ID #606 Single-cell and spatial mapping reveal driver-dependent tumor states and immune niches in glioneuronal tumors
Dilan Savran, Peter Zheng, Jared Collins, Natalie Schoebe, Christian Thomas, David Capper, Stefan Pfister, Romain Appay, Luca Bertero, Czinzia Lavarino, Andreas von Deimling, Wolfgang Wick, Olaf Witt, David Jones, Sandro Krieg, Pratiti Bandopadhayay, Rameen Beroukhim, Felix Sahm, Philipp SieversAbstract
Glioneuronal tumors (GNTs) are a heterogeneous group of brain tumors that are often clinically indolent but can show variable outcomes, including occasional progression. Although recurrent RAS/MAPK alterations motivate targeted therapies, resistance and relapse suggest that driver-linked tumor programs and the cellular context contribute to heterogeneity. Since many GNT types are rare, previous studies have examined subsets, which limit class-wide comparisons.
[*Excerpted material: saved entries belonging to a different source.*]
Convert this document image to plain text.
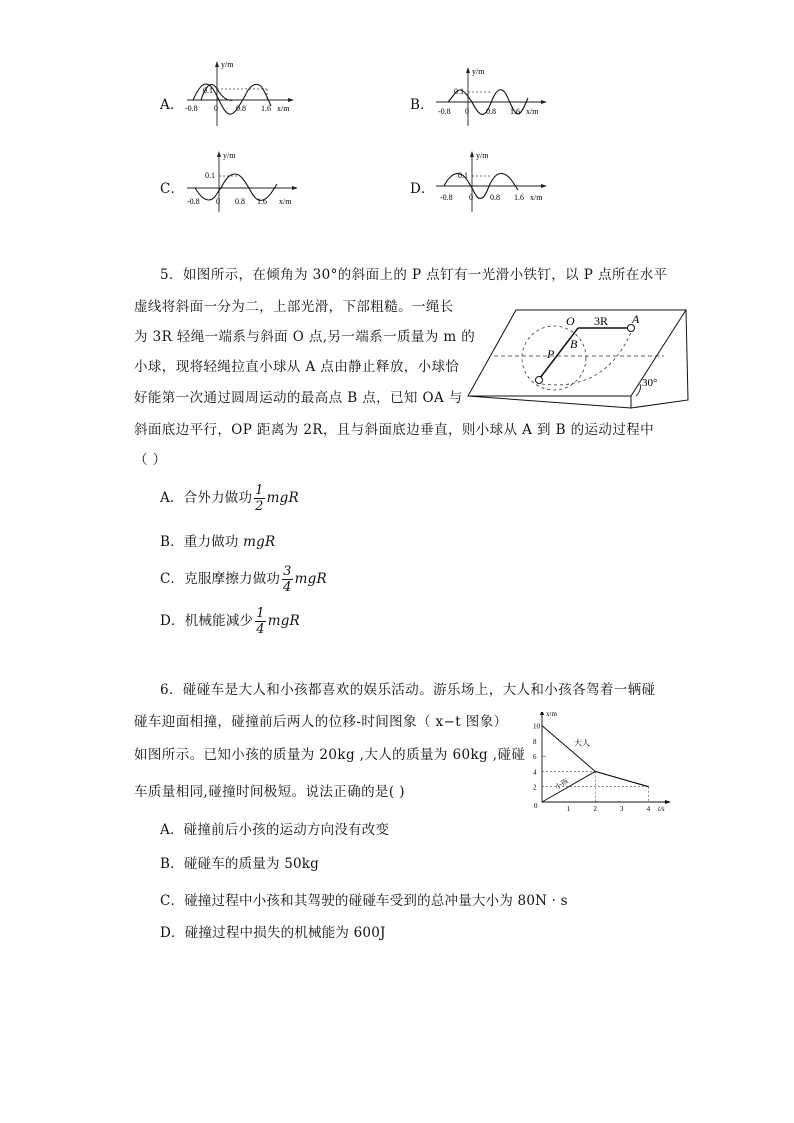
A．	B．
C．	D．
y/m
0.1
-0.8 0 0.8 1.6 x/m
y/m
0.1
-0.8 0 0.8 1.6 x/m
y/m
0.1
-0.8 0 0.8 1.6 x/m
y/m
0.1
-0.8 0 0.8 1.6 x/m
5．如图所示，在倾角为 30°的斜面上的 P 点钉有一光滑小铁钉，以 P 点所在水平
虚线将斜面一分为二，上部光滑，下部粗糙。一绳长
为 3R 轻绳一端系与斜面 O 点,另一端系一质量为 m 的
小球，现将轻绳拉直小球从 A 点由静止释放，小球恰
好能第一次通过圆周运动的最高点 B 点，已知 OA 与
斜面底边平行，OP 距离为 2R，且与斜面底边垂直，则小球从 A 到 B 的运动过程中
（ ）
O 3R A
B
P
30°
A．合外力做功 $\frac{1}{2}$ mgR
B．重力做功 mgR
C．克服摩擦力做功 $\frac{3}{4}$ mgR
D．机械能减少 $\frac{1}{4}$ mgR
6．碰碰车是大人和小孩都喜欢的娱乐活动。游乐场上，大人和小孩各驾着一辆碰
碰车迎面相撞，碰撞前后两人的位移-时间图象（ x−t 图象）
如图所示。已知小孩的质量为 20kg ,大人的质量为 60kg ,碰碰
车质量相同,碰撞时间极短。说法正确的是( )
x/m
t/s
0
2
4
6
8
10
1	2	3	4
大人
小孩
A．碰撞前后小孩的运动方向没有改变
B．碰碰车的质量为 50kg
C．碰撞过程中小孩和其驾驶的碰碰车受到的总冲量大小为 80N · s
D．碰撞过程中损失的机械能为 600J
We comprehensively profiled 67 FFPE GNTs across thirteen entities spanning glial- to neuronal-enriched phenotypes using single-nucleus RNA sequencing. Across the cohort, we identified recurrent astrocyte-like (AC-like) and oligodendrocyte progenitor–like (OPC-like) tumor programs and detected two additional programs less well characterized across GNTs: extracellular matrix–like (ECM-like) and neuronal-like (NEU-like). While most tumors contained mixtures of these states, their relative composition varied by entity and tracked with driver: FGFR1- and NTRK-driven tumors were biased toward NEU-like cells, whereas BRAF-driven tumors favored AC/OPC/ECM-like programs.
Beyond state composition, clinically aggressive entities showed the strongest MAPK and VEGF signaling signatures despite differing dominant states, and proliferative programs, including G2M checkpoint, increased with MAPK activity. Immune programs also diverged with clinical behavior: less aggressive tumors showed tumor-intrinsic inflammatory programs alongside inflammatory myeloid activation, whereas aggressive entities more often exhibited reduced myeloid content with residual suppressive programs, although some retained substantial inflammatory microglia. PDGFRA-altered tumors showed especially strong inflammatory myeloid signatures.
Together, these data establish a spectrum-spanning single-cell map of GNTs that enables cross-entity comparison and highlights driver-linked tumor states, aggressiveness-associated signaling, and myeloid inflammatory or suppressive phenotypes. Ongoing spatial transcriptomics analyses will localize these programs within tissue architecture and support state–immune colocalization analyses across clinical behavior.